Data Protection and Data Security
The Company takes seriously its responsibility for Data Protection, Confidentiality and Security. No staff member will take with them from the company premises, in soft or hard copy, details of clients, policy information or any other data that may be perceived as confidential. Access to our systems and data are accessed by each individual using their own login and passwords. Our staff will not, under any circumstances, share their system login details with each other or any 3rd party, internal or external. All client documentation which is not required or used will be suitably shredded and disposed.
Remitter and Customer Due Diligence
Hirett Ltd applies measures based on a risk-sensitive basis, identifying situations which can present a (higher than usual) risk of money laundering or terrorist financing. As part of this, under our risk-based approach, if our standard method for evidence of identity is insufficient in relation to the money laundering or terrorist financing risk, we can obtain additional information about that particular remitter.

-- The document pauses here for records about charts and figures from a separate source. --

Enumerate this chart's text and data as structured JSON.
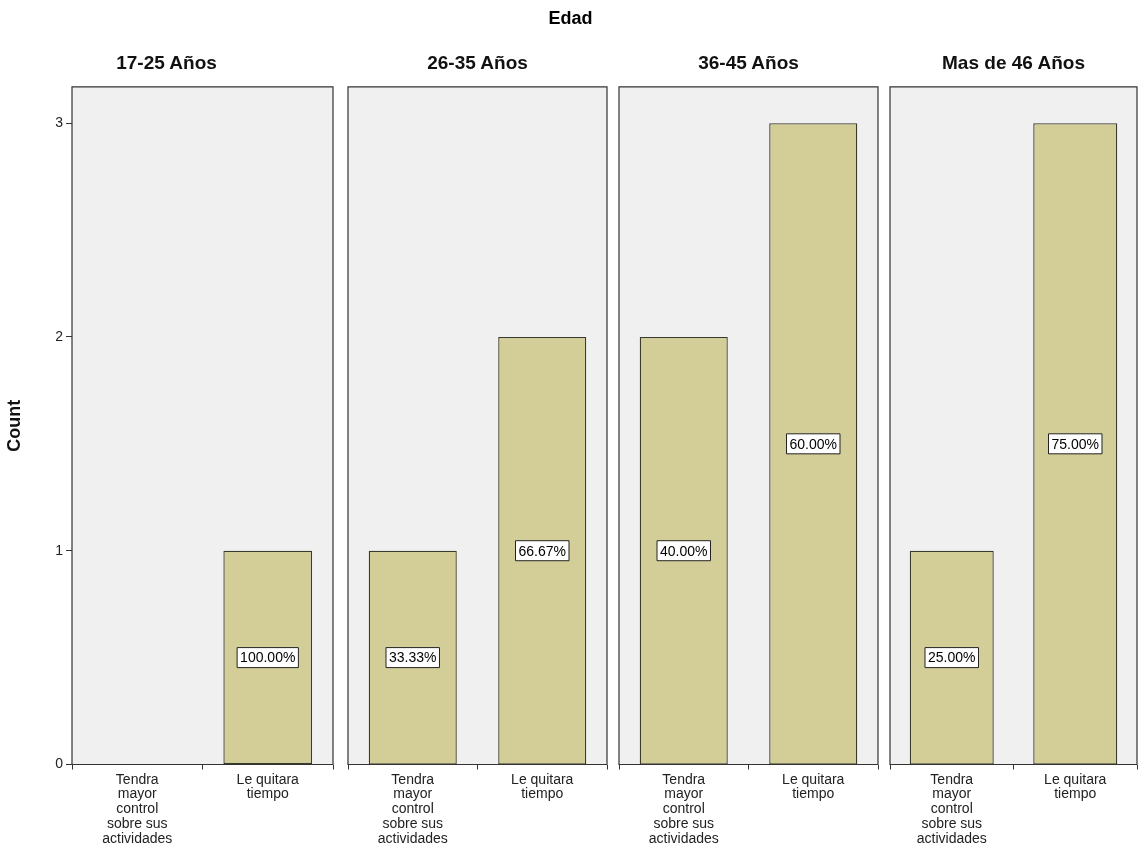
{
  "chart_data": [
    {
      "type": "bar",
      "title": "17-25 Años",
      "ylabel": "Count",
      "annotations": [
        "Edad",
        "100.00%"
      ],
      "categories": [
        "Tendra mayor control sobre sus actividades",
        "Le quitara tiempo"
      ],
      "values": [
        0,
        1
      ],
      "color": "#d3ce97",
      "ylim": [
        0,
        3.17
      ],
      "yticks": [
        0,
        1,
        2,
        3
      ],
      "grid": false,
      "legend": false
    },
    {
      "type": "bar",
      "title": "26-35 Años",
      "annotations": [
        "33.33%",
        "66.67%"
      ],
      "categories": [
        "Tendra mayor control sobre sus actividades",
        "Le quitara tiempo"
      ],
      "values": [
        1,
        2
      ],
      "color": "#d3ce97",
      "ylim": [
        0,
        3.17
      ],
      "tick_labels": "x",
      "grid": false,
      "legend": false
    },
    {
      "type": "bar",
      "title": "36-45 Años",
      "annotations": [
        "40.00%",
        "60.00%"
      ],
      "categories": [
        "Tendra mayor control sobre sus actividades",
        "Le quitara tiempo"
      ],
      "values": [
        2,
        3
      ],
      "color": "#d3ce97",
      "ylim": [
        0,
        3.17
      ],
      "tick_labels": "x",
      "grid": false,
      "legend": false
    },
    {
      "type": "bar",
      "title": "Mas de 46 Años",
      "annotations": [
        "25.00%",
        "75.00%"
      ],
      "categories": [
        "Tendra mayor control sobre sus actividades",
        "Le quitara tiempo"
      ],
      "values": [
        1,
        3
      ],
      "color": "#d3ce97",
      "ylim": [
        0,
        3.17
      ],
      "tick_labels": "x",
      "grid": false,
      "legend": false
    }
  ]
}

Hirett Ltd use a service provider (i.e. Credit Safe) to check client’s details and ensure that all information provided coincides with details provided by the client. Any inconsistencies must be raised to the MLRO through an internal SAR (see company SAR process). If staff suspect fake or fraudulent ID has been presented, they must not disclose or discuss their concerns with anyone else, including the presenter of the ID as this may count as “tipping off” which is a severally punishable offense.
As a part of the risk-based approach, we hold sufficient information about the circumstances and business of the remitter for two reasons:
- To manage money laundering/terrorist financing risks effectively
- Provide a basis for monitoring remitter activity and transactions, thus detecting the use of our services for money laundering and terrorist financing
The extent of additional information needed i.e. the need for extra identification and of any monitoring carried out in respect of any particular client or class/category of client, will depend on the money laundering or terrorist financing risk that the client, or class/category of client, is assessed to present.

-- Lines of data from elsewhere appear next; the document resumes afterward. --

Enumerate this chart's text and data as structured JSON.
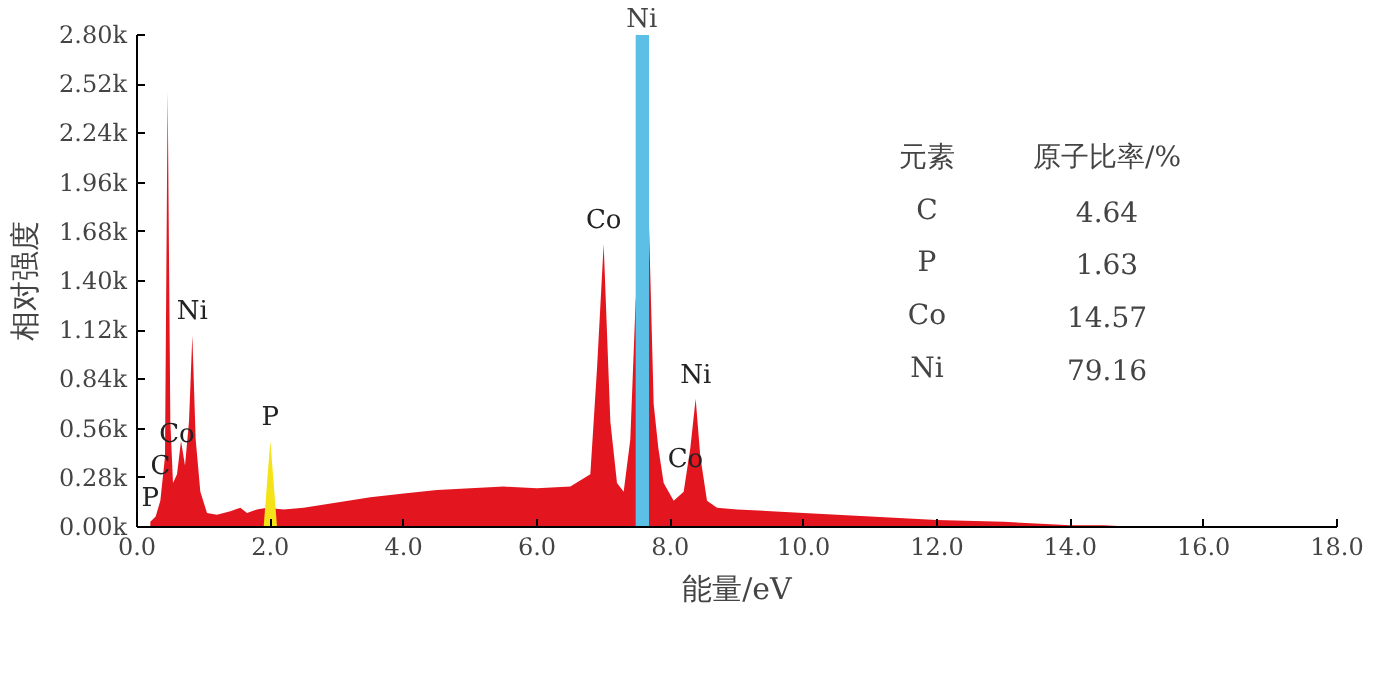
{
  "chart_data": {
    "type": "area",
    "xlabel": "能量/eV",
    "ylabel": "相对强度",
    "xlim": [
      0,
      18
    ],
    "ylim": [
      0,
      2800
    ],
    "xticks": [
      {
        "value": 0,
        "label": "0.0"
      },
      {
        "value": 2,
        "label": "2.0"
      },
      {
        "value": 4,
        "label": "4.0"
      },
      {
        "value": 6,
        "label": "6.0"
      },
      {
        "value": 8,
        "label": "8.0"
      },
      {
        "value": 10,
        "label": "10.0"
      },
      {
        "value": 12,
        "label": "12.0"
      },
      {
        "value": 14,
        "label": "14.0"
      },
      {
        "value": 16,
        "label": "16.0"
      },
      {
        "value": 18,
        "label": "18.0"
      }
    ],
    "yticks": [
      {
        "value": 0,
        "label": "0.00k"
      },
      {
        "value": 280,
        "label": "0.28k"
      },
      {
        "value": 560,
        "label": "0.56k"
      },
      {
        "value": 840,
        "label": "0.84k"
      },
      {
        "value": 1120,
        "label": "1.12k"
      },
      {
        "value": 1400,
        "label": "1.40k"
      },
      {
        "value": 1680,
        "label": "1.68k"
      },
      {
        "value": 1960,
        "label": "1.96k"
      },
      {
        "value": 2240,
        "label": "2.24k"
      },
      {
        "value": 2520,
        "label": "2.52k"
      },
      {
        "value": 2800,
        "label": "2.80k"
      }
    ],
    "series": [
      {
        "color": "#e3161f",
        "x": [
          0.2,
          0.28,
          0.35,
          0.42,
          0.46,
          0.5,
          0.54,
          0.6,
          0.66,
          0.72,
          0.78,
          0.83,
          0.88,
          0.95,
          1.05,
          1.2,
          1.4,
          1.55,
          1.65,
          1.8,
          1.95,
          2.2,
          2.5,
          3.0,
          3.5,
          4.0,
          4.5,
          5.0,
          5.5,
          6.0,
          6.5,
          6.8,
          6.9,
          7.0,
          7.1,
          7.2,
          7.3,
          7.4,
          7.48,
          7.68,
          7.75,
          7.82,
          7.9,
          8.05,
          8.2,
          8.3,
          8.38,
          8.45,
          8.55,
          8.7,
          9.0,
          10.0,
          11.0,
          12.0,
          13.0,
          14.0,
          14.5,
          15.0
        ],
        "values": [
          30,
          60,
          150,
          400,
          2480,
          600,
          250,
          300,
          490,
          350,
          600,
          1090,
          500,
          200,
          80,
          70,
          90,
          110,
          80,
          100,
          110,
          100,
          110,
          140,
          170,
          190,
          210,
          220,
          230,
          220,
          230,
          300,
          900,
          1610,
          600,
          250,
          200,
          500,
          1290,
          1720,
          700,
          450,
          250,
          150,
          200,
          450,
          730,
          400,
          150,
          110,
          100,
          80,
          60,
          40,
          30,
          10,
          10,
          0
        ]
      },
      {
        "color": "#f5e31a",
        "x": [
          1.9,
          1.95,
          2.0,
          2.05,
          2.1
        ],
        "values": [
          0,
          250,
          490,
          250,
          0
        ]
      }
    ],
    "bands": [
      {
        "axis": "x",
        "from": 7.48,
        "to": 7.68,
        "color": "#5bbfe6"
      }
    ],
    "annotations": [
      {
        "text": "P",
        "x": 0.2,
        "y": 30
      },
      {
        "text": "C",
        "x": 0.35,
        "y": 150
      },
      {
        "text": "Co",
        "x": 0.6,
        "y": 300
      },
      {
        "text": "Ni",
        "x": 0.83,
        "y": 1090
      },
      {
        "text": "P",
        "x": 2.0,
        "y": 490
      },
      {
        "text": "Co",
        "x": 7.0,
        "y": 1610
      },
      {
        "text": "Ni",
        "x": 7.58,
        "y": 2800
      },
      {
        "text": "Co",
        "x": 7.9,
        "y": 250
      },
      {
        "text": "Ni",
        "x": 8.38,
        "y": 730
      },
      "元素",
      "原子比率/%",
      "C",
      "4.64",
      "P",
      "1.63",
      "Co",
      "14.57",
      "Ni",
      "79.16"
    ]
  }
}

Conclusions of the results of the risk assessment and summary of actions required as a result of this assessment
The methodology used to assess effectiveness and adequacy of mitigation measures and control mechanisms is based on FCA and EBA guidelines, recommendations from published analyses of previous cases, our own experience and the experience of other firms in our industry.
Our assessment of the current adequacy and effectiveness of mitigation measures and control mechanisms is satisfactory. We intend to continue to apply the best practices and stay on top of the latest developments related to risks and security in our industry.
In terms of security risks, the measures taken by us, are adequate in preventing, reporting and predicting any security breaches or risk of fraud or money-laundering. At this time, no deficiencies have been identified and we don’t require corrective actions.